Ebbinghaus’ forgetting curve is often used in psychology to describe how humans slowly forget information over time. The authors wondered whether this forgetting curve can also be applied to familiarity with source code.
How the study was conducted
An online survey was held among 60 developers that had worked on publicly accessible projects on GitHub.
Each developer was asked to choose a single file they had last worked on in , but refrain from checking its contents. The survey’s questions focussed on the chosen file. Some of the more important questions include:
After how many days do you only remember the structure and purpose of a file, but have forgotten the details?
How well do you track changes other developers make on your files?
How many lines of code does the file contain?
No pilot study was conducted.
What discoveries were made
The authors looked at three factors that might influence how well developers retain knowledge about source code:
Repetition: Developers that made more commits (on distinct days) reported being a lot more familiar with the file’s content than developers who didn’t make as many commits;
Ratio of own code: Developers who were the last to edit a larger proportion of a file’s lines of code claimed to be more familiar with its contents;
Tracking: Whether developers keep track of edits that others make to “their” code on familiarity.
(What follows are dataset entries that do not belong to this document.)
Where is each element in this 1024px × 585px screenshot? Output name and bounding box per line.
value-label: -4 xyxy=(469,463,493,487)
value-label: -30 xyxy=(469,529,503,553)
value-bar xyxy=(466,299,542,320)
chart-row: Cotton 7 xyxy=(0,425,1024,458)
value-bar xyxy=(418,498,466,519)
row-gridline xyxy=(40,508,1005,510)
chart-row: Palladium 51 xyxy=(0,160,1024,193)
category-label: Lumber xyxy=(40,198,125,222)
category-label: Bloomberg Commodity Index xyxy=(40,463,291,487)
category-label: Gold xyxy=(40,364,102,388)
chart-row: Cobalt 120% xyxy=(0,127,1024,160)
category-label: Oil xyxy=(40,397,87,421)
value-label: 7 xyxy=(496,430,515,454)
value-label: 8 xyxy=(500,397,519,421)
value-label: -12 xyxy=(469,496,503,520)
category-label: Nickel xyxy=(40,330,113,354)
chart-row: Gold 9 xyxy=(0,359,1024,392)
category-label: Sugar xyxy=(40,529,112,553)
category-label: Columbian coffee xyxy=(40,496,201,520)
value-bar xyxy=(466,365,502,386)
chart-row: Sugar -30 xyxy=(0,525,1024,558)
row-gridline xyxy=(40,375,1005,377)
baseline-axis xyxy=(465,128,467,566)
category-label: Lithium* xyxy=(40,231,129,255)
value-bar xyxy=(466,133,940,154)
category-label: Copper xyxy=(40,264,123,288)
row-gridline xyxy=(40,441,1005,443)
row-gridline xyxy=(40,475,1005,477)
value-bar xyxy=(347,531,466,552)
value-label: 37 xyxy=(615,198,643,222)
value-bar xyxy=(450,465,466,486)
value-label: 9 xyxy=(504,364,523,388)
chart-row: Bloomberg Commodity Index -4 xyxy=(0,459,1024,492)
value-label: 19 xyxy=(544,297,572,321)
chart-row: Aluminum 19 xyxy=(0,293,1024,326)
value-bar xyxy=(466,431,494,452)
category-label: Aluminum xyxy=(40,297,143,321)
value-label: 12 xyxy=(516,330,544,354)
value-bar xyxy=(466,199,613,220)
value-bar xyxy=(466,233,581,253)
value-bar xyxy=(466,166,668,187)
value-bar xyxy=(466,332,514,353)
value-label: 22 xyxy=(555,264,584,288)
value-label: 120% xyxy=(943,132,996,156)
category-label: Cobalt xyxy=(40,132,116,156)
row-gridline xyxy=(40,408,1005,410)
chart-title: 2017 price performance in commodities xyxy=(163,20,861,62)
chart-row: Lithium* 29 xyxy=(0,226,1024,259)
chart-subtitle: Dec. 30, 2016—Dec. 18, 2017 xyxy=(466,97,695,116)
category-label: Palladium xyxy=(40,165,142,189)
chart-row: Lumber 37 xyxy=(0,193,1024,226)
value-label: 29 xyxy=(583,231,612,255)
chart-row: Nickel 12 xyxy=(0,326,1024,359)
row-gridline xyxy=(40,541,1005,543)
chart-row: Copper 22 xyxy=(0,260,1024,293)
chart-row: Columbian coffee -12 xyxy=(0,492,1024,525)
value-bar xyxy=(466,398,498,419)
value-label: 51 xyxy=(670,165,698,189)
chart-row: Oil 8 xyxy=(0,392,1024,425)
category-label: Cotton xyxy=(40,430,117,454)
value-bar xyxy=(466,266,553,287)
The forgetting curve appears to describe knowledge retention fairly well for the 27 developers that only made a single change to their file, but underestimates retention for the 33 developers that did make multiple contributions.
Contributing repeatedly to a file has a strong positive effect on familiarity with its contents
Being the last developer to modify a large ratio of the code in a file also has a positive effect on familiarity
In theory developers’ loss of familiarity can be modelled using a forgetting curve. In practice you probably can’t.